It’s hard to
believe that January 2012 is shortly coming to an end. Since my last post in November the holidays
descended upon me quickly and before the blink of an eye, they seemed to have left
just as quickly as they arrived. Since
Jillian’s departure, holidays seem a bit different now. I often looked forward to them because it
gave me plenty of extra days to spend time with her. We would spend plenty of time
taking long walks, reading books, blowing bubbles, practicing riding her
tricycle and (our favorite) making videos together. I also felt excited knowing
that ‘Santa Claus’ would soon be dropping off presents and Jillian always
appreciated the sight of a brightly packaged DVD-shaped gift….she always seemed
to want to open those first. The entire Christmas
day was usually spent opening gifts – not necessarily because there was an excess
of them, but because for every gift opened, she would spend a good amount of time
playing with them. These are still some
of my most special memories.
I think that the
thing about holidays is that for the majority of people they are filled with
family gatherings and get-togethers. So,
for anyone who has experienced the loss of a loved one, they subtly (and often directly)
bring back that acute pain of loss because the absence of their loved one is
quite pronounced during this family-focused time. For the last few years I have experienced
this firsthand, but one of the strategies I have found to be helpful has been
to be sure to just get some time alone to relax and spend time thinking of
special memories of my daughter. What
often times begins as a difficult undertaking ends with me energized when I
recall what a unique and wonderful little girl I was privileged to be the
father of and the special life lessons I learned from her.
During the
holidays this year, I read Rachel
Remen’s book Kitchen Table Wisdom. Many of you are probably very familiar
with it, but as usual I seem to be behind the times on the best books to
read. Needless to say, this is an
amazing book, written by an amazing woman.
I have listed it on my resources.
A few of my favorite passages from the book are towards the end where
she says, “The most important questions don’t seem to have ready answers.” And then, “An unanswered question is a fine
traveling companion. It sharpens the eye
for the road.” What a powerful and poignant
set of statements. As I read these words
for the first time, I thought, “That is absolutely true in my experience.” Jillian’s
death has opened up this huge box of ‘what ifs, whys, and how comes’. As I have tried to ‘answer’ these questions
over the past few years, it seems like striving to do so has actually allowed
me to become sharper in my focus of what I am supposed to be doing while here
in this lifetime. Jillian has been a
huge part of my life, but it’s almost as if her death has opened up this different
life for me that I would never have been able to understand or harness without
her departure. (I pause now and think that
as I wrote that, Jillian has an ear-to-ear smile looking down on me and
thinking…he is finally starting to get it!)
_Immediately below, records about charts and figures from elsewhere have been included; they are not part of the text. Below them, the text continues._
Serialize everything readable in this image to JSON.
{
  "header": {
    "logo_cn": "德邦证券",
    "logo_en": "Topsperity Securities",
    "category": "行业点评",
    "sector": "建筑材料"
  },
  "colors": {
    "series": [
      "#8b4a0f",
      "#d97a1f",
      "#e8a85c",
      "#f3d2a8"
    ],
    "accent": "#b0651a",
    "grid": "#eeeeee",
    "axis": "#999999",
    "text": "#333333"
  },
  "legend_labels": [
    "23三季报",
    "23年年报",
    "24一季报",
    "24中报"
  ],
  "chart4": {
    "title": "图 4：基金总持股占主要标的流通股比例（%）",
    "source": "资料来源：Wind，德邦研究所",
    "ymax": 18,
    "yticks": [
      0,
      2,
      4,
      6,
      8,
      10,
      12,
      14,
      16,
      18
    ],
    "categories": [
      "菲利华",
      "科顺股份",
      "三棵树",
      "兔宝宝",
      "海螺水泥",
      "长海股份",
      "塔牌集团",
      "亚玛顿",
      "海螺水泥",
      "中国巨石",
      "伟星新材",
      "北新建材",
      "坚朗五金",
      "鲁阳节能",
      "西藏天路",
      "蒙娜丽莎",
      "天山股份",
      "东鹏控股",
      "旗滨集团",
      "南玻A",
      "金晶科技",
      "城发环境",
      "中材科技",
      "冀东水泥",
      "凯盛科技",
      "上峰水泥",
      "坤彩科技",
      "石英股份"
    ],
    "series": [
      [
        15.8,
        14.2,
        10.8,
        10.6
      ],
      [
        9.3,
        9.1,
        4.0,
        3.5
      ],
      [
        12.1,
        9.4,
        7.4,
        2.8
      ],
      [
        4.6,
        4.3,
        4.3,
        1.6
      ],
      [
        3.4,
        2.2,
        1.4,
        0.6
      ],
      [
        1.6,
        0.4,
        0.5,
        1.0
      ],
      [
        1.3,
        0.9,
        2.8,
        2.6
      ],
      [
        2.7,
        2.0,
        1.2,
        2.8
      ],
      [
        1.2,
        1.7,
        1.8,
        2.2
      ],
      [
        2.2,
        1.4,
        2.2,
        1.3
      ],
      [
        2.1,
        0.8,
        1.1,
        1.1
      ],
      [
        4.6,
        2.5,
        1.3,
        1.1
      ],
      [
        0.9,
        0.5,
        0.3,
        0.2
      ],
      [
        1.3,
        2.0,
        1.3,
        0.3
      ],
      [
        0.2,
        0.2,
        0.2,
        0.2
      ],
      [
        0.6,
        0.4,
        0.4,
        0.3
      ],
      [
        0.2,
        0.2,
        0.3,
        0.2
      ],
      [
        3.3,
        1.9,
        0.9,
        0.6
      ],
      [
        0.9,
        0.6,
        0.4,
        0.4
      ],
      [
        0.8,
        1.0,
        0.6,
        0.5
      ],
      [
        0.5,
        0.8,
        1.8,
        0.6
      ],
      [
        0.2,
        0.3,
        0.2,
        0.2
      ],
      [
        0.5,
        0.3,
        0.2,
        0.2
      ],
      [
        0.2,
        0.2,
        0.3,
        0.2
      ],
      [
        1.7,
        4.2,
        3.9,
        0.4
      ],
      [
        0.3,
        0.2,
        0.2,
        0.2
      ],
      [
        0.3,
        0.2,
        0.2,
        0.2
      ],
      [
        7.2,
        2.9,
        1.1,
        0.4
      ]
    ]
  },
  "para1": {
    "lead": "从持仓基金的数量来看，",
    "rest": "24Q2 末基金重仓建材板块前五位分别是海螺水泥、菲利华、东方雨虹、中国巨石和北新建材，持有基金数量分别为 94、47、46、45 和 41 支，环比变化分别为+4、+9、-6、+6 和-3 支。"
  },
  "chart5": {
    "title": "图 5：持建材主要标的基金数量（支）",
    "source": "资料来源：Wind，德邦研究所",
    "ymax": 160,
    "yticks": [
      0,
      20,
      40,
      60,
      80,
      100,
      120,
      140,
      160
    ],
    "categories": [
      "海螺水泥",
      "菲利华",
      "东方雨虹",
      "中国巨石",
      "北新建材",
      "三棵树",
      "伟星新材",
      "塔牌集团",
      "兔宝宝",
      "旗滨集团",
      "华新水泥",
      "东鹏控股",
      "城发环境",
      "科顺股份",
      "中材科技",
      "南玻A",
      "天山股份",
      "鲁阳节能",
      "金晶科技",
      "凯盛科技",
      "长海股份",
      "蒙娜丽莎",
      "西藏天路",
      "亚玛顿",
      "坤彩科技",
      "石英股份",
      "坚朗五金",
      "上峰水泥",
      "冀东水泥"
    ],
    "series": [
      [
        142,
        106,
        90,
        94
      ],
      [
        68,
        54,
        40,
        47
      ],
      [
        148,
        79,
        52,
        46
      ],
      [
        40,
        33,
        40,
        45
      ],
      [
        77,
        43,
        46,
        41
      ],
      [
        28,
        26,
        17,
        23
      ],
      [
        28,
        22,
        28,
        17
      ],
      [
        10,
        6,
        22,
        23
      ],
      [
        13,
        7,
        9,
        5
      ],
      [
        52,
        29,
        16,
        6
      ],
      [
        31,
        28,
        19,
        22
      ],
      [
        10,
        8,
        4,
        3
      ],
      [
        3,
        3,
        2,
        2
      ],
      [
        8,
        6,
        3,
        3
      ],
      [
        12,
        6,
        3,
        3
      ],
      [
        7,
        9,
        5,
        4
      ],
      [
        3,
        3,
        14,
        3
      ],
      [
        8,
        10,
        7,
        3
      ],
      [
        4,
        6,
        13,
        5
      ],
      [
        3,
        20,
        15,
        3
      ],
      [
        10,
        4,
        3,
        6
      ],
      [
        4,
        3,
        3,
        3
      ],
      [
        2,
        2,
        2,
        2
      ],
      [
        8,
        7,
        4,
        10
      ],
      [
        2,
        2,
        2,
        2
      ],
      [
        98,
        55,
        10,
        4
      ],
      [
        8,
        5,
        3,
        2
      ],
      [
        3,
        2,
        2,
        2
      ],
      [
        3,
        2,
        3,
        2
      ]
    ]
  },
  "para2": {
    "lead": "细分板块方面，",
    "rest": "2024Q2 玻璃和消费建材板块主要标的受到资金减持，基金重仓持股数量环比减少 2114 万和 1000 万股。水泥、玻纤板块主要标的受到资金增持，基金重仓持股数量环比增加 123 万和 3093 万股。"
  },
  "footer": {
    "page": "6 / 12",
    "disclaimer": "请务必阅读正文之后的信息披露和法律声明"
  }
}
I know it’s okay to be sad (and still cry) when I think about her not physically
being here anymore, but I realize more and more that living life as I am
destined to (shaped and framed by my past as well as the many unanswered
questions along the uncharted road) is what is most important. I
think often about what Rachel Remen says, “Everyday life is filled with
mystery. The things we know are only a
small part of the things we cannot know but can only glimpse. Yet even the smallest of glimpses can sustain
us.” Today I feel sustained knowing that
Jillian already knows what I will be learning in the coming years.